Ed Miliband, leader of the U.K.'s Labour Party, said in a speech on Friday that he thinks that the U.K. retail banking market is too concentrated, and called for the top banks to be required to give up "significant" numbers of branches. This would be on top of the approximately 630 and 320 branches that Lloyds (LLOY) and RBS (RBS), respectively, are already required to divest as a consequence of their bailouts during the financial crisis. Miliband called for fairly swift action, saying that his policies would see the divestitures completed within a five-year parliament.
We think politicians are unlikely to break-up the banks
We agree with Miliband that the U.K. banking market is concentrated, but think that a plan to break up the banks will very likely prove unrealistic. We see the U.K. retail banking market as a rational oligopoly. The top five banks - Lloyds, RBS, HSBC (HSBA), Barclays (BARC), and Santander (BNC) - control about 85% of the market and Lloyds alone controls 30%. We have long thought that these banks compete softly on price, and think that this soft competition is the source of the 20%-plus pre-tax returns on equity that we regularly see from U.K. retail banking.
However, we think that retail banking is a scale-driven business in which rational oligopolies appear regularly.
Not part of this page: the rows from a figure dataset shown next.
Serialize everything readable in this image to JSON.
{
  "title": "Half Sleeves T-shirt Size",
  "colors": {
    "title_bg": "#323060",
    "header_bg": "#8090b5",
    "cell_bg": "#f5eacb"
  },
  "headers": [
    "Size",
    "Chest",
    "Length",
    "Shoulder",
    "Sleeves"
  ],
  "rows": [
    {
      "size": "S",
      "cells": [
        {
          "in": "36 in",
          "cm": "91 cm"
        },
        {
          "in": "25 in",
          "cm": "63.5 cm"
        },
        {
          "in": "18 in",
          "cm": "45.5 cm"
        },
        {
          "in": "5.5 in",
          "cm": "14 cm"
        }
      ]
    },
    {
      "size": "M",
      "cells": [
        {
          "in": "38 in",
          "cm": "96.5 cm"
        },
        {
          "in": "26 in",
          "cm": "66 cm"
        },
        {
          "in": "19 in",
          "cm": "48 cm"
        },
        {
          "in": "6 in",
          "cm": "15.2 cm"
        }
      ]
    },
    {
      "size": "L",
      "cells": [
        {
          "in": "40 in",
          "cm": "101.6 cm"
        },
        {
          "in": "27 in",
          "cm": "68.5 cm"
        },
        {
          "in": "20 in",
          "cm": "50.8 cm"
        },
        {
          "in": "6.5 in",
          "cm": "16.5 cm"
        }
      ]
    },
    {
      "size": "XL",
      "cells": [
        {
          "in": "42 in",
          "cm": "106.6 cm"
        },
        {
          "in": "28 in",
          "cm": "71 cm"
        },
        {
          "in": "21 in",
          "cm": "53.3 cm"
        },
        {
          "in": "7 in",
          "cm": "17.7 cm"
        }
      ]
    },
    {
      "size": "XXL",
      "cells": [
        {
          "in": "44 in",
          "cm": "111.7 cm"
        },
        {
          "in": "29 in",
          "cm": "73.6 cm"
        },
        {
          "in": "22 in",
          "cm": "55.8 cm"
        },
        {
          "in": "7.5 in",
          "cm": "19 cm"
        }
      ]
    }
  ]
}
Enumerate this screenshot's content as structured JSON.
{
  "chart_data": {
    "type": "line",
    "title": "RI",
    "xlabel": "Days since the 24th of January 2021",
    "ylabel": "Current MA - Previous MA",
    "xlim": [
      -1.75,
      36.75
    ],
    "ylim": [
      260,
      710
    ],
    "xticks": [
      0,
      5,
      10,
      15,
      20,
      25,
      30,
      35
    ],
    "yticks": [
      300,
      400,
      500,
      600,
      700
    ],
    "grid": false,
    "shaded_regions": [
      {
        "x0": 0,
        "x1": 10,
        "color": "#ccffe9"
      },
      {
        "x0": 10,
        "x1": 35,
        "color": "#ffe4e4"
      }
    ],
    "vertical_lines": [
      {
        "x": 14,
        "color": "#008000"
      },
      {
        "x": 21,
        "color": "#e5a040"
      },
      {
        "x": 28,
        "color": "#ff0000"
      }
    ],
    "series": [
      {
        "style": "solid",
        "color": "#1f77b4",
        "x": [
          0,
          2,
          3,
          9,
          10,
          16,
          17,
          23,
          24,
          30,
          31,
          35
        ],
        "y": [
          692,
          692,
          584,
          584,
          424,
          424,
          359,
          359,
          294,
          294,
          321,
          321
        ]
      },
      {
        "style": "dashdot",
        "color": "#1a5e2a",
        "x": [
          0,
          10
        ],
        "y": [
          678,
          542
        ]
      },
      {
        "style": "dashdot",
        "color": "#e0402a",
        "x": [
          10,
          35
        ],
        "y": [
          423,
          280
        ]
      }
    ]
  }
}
Even in the U.S., which is seen as a more fragmented market, a few banks typically dominate any particular geography's banking market and high-quality banks can out-earn their costs of equity. In the U.K., we note the difficulty that Lloyds and RBS have had finding buyers for the branches that they are already required to dispose of - it is too costly for buyers to capitalize and run sub-scale operations, especially given consumer preferences for banks with many convenient locations. While it is clearly technically possible to break up the retail banks, we think politicians are unlikely to do so, given the uncertain benefits to consumers and the clear costs to the economy. We plan to maintain our moat ratings, including our narrow moat rating for Lloyds.
As an aside, we think that Miliband may misunderstand the U.S. 10% bank market share cap, which he cited as a potential model. In the U.S., banks are not allowed to grow through acquisitions if their national deposit market share is greater than 10%. They are, however, allowed to grow organically whatever their market share, and are allowed to remain intact even if their share exceeds 10%.